As exigências de qualidade, em diversos setores, são crescentes e forçam as empresas a incorporar novos procedimentos na sua linha de produção ou prestação de serviços. De acordo com a ABNT (2010), as tradicionais vantagens baseadas no uso de fatores abundantes e de baixo custo estão sendo eliminadas pela competição entre as empresas. A implantação de programas de qualidade ou conformidade pode contribuir para o crescimento e evolução dos diversos setores. Certificar um produto ou serviço significa comprovar junto ao mercado que a organização possui um sistema de fabricação controlado, garantindo a confecção de produtos ou a execução dos serviços de acordo com normas específicas, comprovando sua diferenciação face aos concorrentes. As organizações que mais investem em qualidade, pela adoção de programas, obtêm mais sucesso em indicadores de desempenho da qualidade e maiores ganhos financeiros. Mencionam também que as principais causas de insucesso de programas de qualidade estão relacionadas com a escassez de recursos financeiros para a correta implantação e o frágil apoio da direção da empresa.
Os sistemas de gestão de qualidade ligados à construção civil têm se expandido pelos mais diversos países e existe a tendência de desenvolvimento de modelos específicos para atendimento das necessidades desejadas. Com a certificação, houve uma tendência de melhoria contínua, entretanto, sendo mais efetiva quando os índices de refugo e retrabalho são grandes. A ISO 9000 proporcionou ganhos mais relacionados à padronização dos processos e os ganhos da QS 9000 estão ligados à prevenção de não-conformidades e à eficácia das atividades.
Com a adoção do sistema de gestão da qualidade, os benefícios estão associados às mudanças internas nas empresas de natureza operacional (vinculadas a procedimentos de qualidade), estratégica (papel da qualidade nas estratégias do negócio) e gerencial (associadas à estrutura e processos de administração internos). Adicionalmente, também foi relatado aumento do grau de especialização e capacitação tecnológica das empresas. Apesar do crescimento na adoção de programas de qualidade em diferentes cadeias produtivas, poucas são as iniciativas brasileiras existentes com relação à análise, normalização e certificação de qualidade para produtos de madeira. O destaque é o PNQM – Programa Nacional de Qualidade da Madeira, coordenado pela ABIMCI – Associação Brasileira da Indústria da Madeira Processada Mecanicamente. Este Programa foca principalmente os painéis compensados de madeira e o atendimento às exigências da Comunidade Européia para a Marcação CE. Pelas avaliações inicialmente realizadas, constata-se uma grande lacuna envolvendo procedimentos controlados relacionados à qualidade e sua aplicação nas indústrias fabricantes de produtos de madeira.

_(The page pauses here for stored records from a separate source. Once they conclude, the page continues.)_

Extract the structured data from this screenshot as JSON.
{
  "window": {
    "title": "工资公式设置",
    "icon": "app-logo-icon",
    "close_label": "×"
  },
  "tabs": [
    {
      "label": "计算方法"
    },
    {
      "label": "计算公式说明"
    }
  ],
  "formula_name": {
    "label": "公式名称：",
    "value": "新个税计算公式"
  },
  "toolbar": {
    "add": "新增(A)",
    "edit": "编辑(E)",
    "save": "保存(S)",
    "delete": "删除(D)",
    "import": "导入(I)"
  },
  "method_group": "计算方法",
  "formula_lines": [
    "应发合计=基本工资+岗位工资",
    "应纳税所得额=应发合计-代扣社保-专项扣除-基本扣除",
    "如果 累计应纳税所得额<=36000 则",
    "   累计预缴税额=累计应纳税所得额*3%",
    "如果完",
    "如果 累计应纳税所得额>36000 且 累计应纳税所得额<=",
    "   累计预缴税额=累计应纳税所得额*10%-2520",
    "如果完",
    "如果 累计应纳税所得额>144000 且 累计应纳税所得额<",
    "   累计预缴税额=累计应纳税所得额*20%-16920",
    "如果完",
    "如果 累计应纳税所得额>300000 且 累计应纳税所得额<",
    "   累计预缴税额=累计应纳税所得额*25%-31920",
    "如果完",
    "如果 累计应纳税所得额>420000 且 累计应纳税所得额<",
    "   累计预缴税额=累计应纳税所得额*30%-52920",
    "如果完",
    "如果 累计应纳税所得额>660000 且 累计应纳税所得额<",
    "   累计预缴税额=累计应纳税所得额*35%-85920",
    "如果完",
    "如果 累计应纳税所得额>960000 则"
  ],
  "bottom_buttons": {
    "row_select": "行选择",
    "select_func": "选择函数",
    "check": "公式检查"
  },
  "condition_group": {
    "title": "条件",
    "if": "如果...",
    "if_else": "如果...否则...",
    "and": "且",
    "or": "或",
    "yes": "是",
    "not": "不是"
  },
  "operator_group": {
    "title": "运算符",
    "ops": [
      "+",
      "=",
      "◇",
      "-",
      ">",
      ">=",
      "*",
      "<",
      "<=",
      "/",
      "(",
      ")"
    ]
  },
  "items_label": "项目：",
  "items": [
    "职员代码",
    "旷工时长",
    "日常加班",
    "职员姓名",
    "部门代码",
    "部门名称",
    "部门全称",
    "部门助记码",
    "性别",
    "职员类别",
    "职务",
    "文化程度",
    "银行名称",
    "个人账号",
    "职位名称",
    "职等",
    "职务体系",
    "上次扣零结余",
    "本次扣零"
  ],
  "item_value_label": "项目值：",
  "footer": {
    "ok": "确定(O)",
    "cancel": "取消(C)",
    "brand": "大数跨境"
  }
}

Torna-se de grande importância o desenvolvimento de estudos objetivando avaliar os benefícios da implantação de programas de certificação de qualidade e incentivar a sua adoção pelas indústrias do setor de produtos de madeira. Para a cadeia produtiva dos pisos de madeira sólida, a ANPM – Associação Nacional dos Produtores de Pisos de Madeira desenvolve um Programa de Qualidade (PQ) objetivando proporcionar melhorias significativas em termos de eficiência, segurança, controle de qualidade e desempenho da gestão. Os benefícios incluem o melhor controle dos custos, aperfeiçoamento da mão-de-obra, redução de desperdícios, melhores práticas gerenciais, redução dos riscos de processos judiciais, prevenção contra barreiras técnicas e, logicamente, atendimento das exigências de qualidade.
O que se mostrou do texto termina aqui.